The cast had few promotional appearances through digital media due to limited face-to-face promotions amidst the pandemic. San Pedro and Rivero appeared in interviews via Kumu. They also appeared in G3's "#LiveWithG3" to further promote their film. According to G3, the original sport of Kim in the film was water polo but due to the pandemic, it was replaced with basketball.

The film's press conference was held virtually via Facebook on December 16, 2021. Rivero said that after this film, he would bring back his focus on his basketball career especially since it would be his last season in the UAAP. He is not closing his doors on the entertainment industry, though, as he enjoyed working in the field.

Happy Times release date was scheduled on May 6, 2020. However, it was constantly delayed due to the pandemic, moving Happy Timess release date to December 17, 2022, online via Upstream PH. G3 said: "We were supposed to have a theatrical release, now it's going to be streaming so it's really a movie for this audience, for this generation." Rivero added that he did not mind the film premiering on a streaming platform. "We're just thankful", he said.

==Reception==

SM Megamall, January 7, 2022
MOA Globe, February 14, 2022

On February 5, 2020, Rivero and San Pedro's edited photo became a trending topic on Twitter with over 36,900 likes and 4,700 retweets as of writing. This was before filming began. The next month, SharCci fans (derived from their names: Sharlene and Ricci) made a buzz on Twitter once again to show support for the film despite its hiatus amidst the pandemic.

A month after the movie's release, SharCci fans had a promotional media at SM Megamall on January 7 and 8 of 2022. The next month on February 14, they celebrated Valentine's Day with a LED display of the film's snippets, as seen at a large steel-framed globe in SM Mall of Asia (MOA Globe).

When asked about how their team-up first started, San Pedro said their fans wrote stories about them via Twitter-serye (trans: "Twitter series") posted on Twitter. She added: "It's delightful to know that it started there. The power of social media is amazing because if you make a buzz and you manage to build a fan base, there's already the possibility that you'll get your own film." Furthermore, San Pedro said she is comfortable working with Rivero. Both agreed that they would be willing to work together on future projects if given a chance.

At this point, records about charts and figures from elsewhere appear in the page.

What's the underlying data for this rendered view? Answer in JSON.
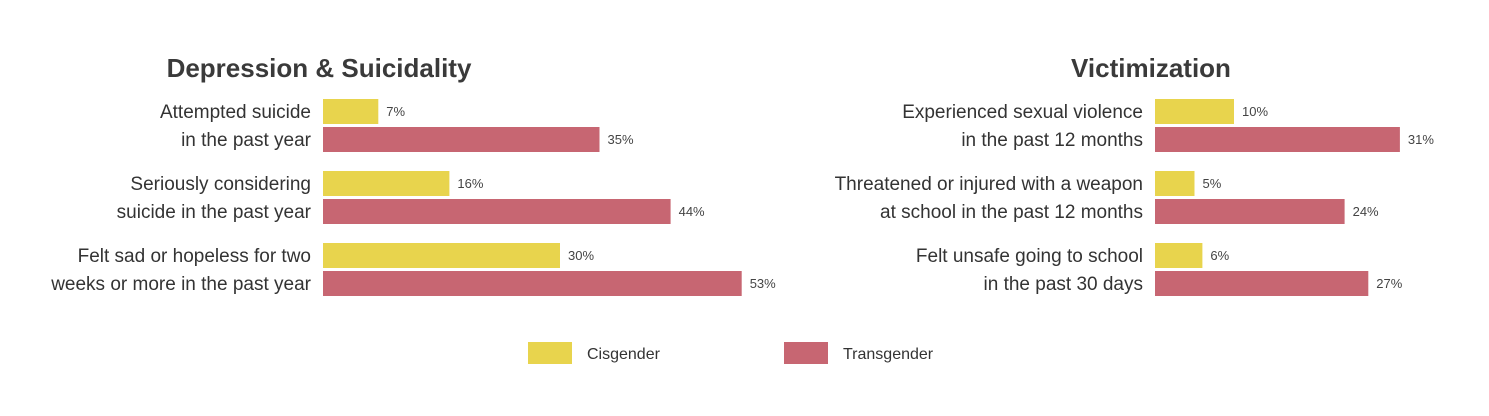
{
  "colors": {
    "cisgender": "#e8d44d",
    "transgender": "#c76672",
    "title_text": "#3a3a3a",
    "label_text": "#333333",
    "value_text": "#444444"
  },
  "legend": {
    "placement": "bottom-center",
    "items": [
      {
        "name": "Cisgender",
        "color_key": "cisgender"
      },
      {
        "name": "Transgender",
        "color_key": "transgender"
      }
    ]
  },
  "chart_data": [
    {
      "type": "bar",
      "orientation": "horizontal",
      "title": "Depression & Suicidality",
      "value_unit": "%",
      "xlim": [
        0,
        60
      ],
      "grid": false,
      "categories": [
        [
          "Attempted suicide",
          "in the past year"
        ],
        [
          "Seriously considering",
          "suicide in the past year"
        ],
        [
          "Felt sad or hopeless for two",
          "weeks or more in the past year"
        ]
      ],
      "series": [
        {
          "name": "Cisgender",
          "values": [
            7,
            16,
            30
          ]
        },
        {
          "name": "Transgender",
          "values": [
            35,
            44,
            53
          ]
        }
      ]
    },
    {
      "type": "bar",
      "orientation": "horizontal",
      "title": "Victimization",
      "value_unit": "%",
      "xlim": [
        0,
        60
      ],
      "grid": false,
      "categories": [
        [
          "Experienced sexual violence",
          "in the past 12 months"
        ],
        [
          "Threatened or injured with a weapon",
          "at school in the past 12 months"
        ],
        [
          "Felt unsafe going to school",
          "in the past 30 days"
        ]
      ],
      "series": [
        {
          "name": "Cisgender",
          "values": [
            10,
            5,
            6
          ]
        },
        {
          "name": "Transgender",
          "values": [
            31,
            24,
            27
          ]
        }
      ]
    }
  ]
}
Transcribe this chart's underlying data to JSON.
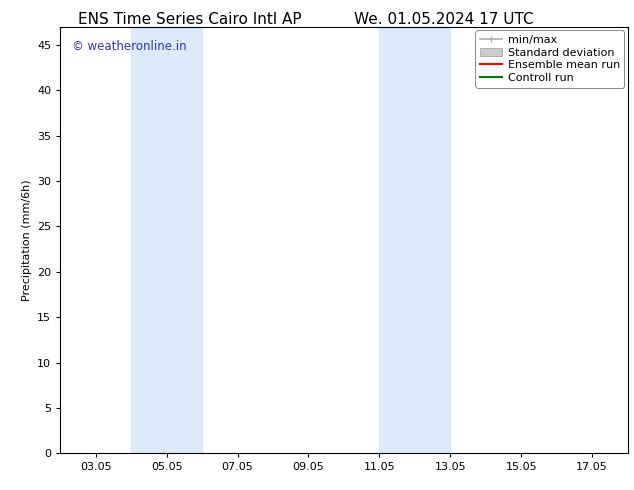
{
  "title_left": "ENS Time Series Cairo Intl AP",
  "title_right": "We. 01.05.2024 17 UTC",
  "ylabel": "Precipitation (mm/6h)",
  "xlabel_ticks": [
    "03.05",
    "05.05",
    "07.05",
    "09.05",
    "11.05",
    "13.05",
    "15.05",
    "17.05"
  ],
  "xlim": [
    2,
    18
  ],
  "ylim": [
    0,
    47
  ],
  "yticks": [
    0,
    5,
    10,
    15,
    20,
    25,
    30,
    35,
    40,
    45
  ],
  "background_color": "#ffffff",
  "plot_bg_color": "#ffffff",
  "shaded_bands": [
    {
      "xmin": 4.0,
      "xmax": 6.0,
      "color": "#daeaf8"
    },
    {
      "xmin": 11.0,
      "xmax": 13.0,
      "color": "#daeaf8"
    }
  ],
  "watermark_text": "© weatheronline.in",
  "watermark_color": "#3333bb",
  "legend_items": [
    {
      "label": "min/max",
      "color": "#aaaaaa",
      "lw": 1.2
    },
    {
      "label": "Standard deviation",
      "color": "#cccccc",
      "lw": 5
    },
    {
      "label": "Ensemble mean run",
      "color": "#ff0000",
      "lw": 1.5
    },
    {
      "label": "Controll run",
      "color": "#007700",
      "lw": 1.5
    }
  ],
  "tick_positions": [
    3,
    5,
    7,
    9,
    11,
    13,
    15,
    17
  ],
  "title_fontsize": 11,
  "watermark_fontsize": 8.5,
  "axis_fontsize": 8,
  "legend_fontsize": 8
}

According to JE CC of LionHearTV, Happy Times is a typical romcom that "...is perpetually vulnerable to tropes and formulas", but it did not succeed in further exploring "the dynamics of a broken family". He commented: "The script has a lot to work out to become more tangible, but for the effort alone, it's worth noting that that somewhat prevented the film from ending up being empty."

JE CC continued that Rivero's acting "...leaves an impression that's enough but can still improve a lot" and that "...it's hard to miss the potential in him". Netizens praised Rivero's acting, saying he had improved since his debut film.

On the other hand, Sharlene San Pedro and Heaven Peralejo, who were considered "...two of the most talented young actresses of their time," were not able to show their acting skills. According to JE CC, "...it's unfortunate... that Happy Times isn't something the two can flex their acting chops on".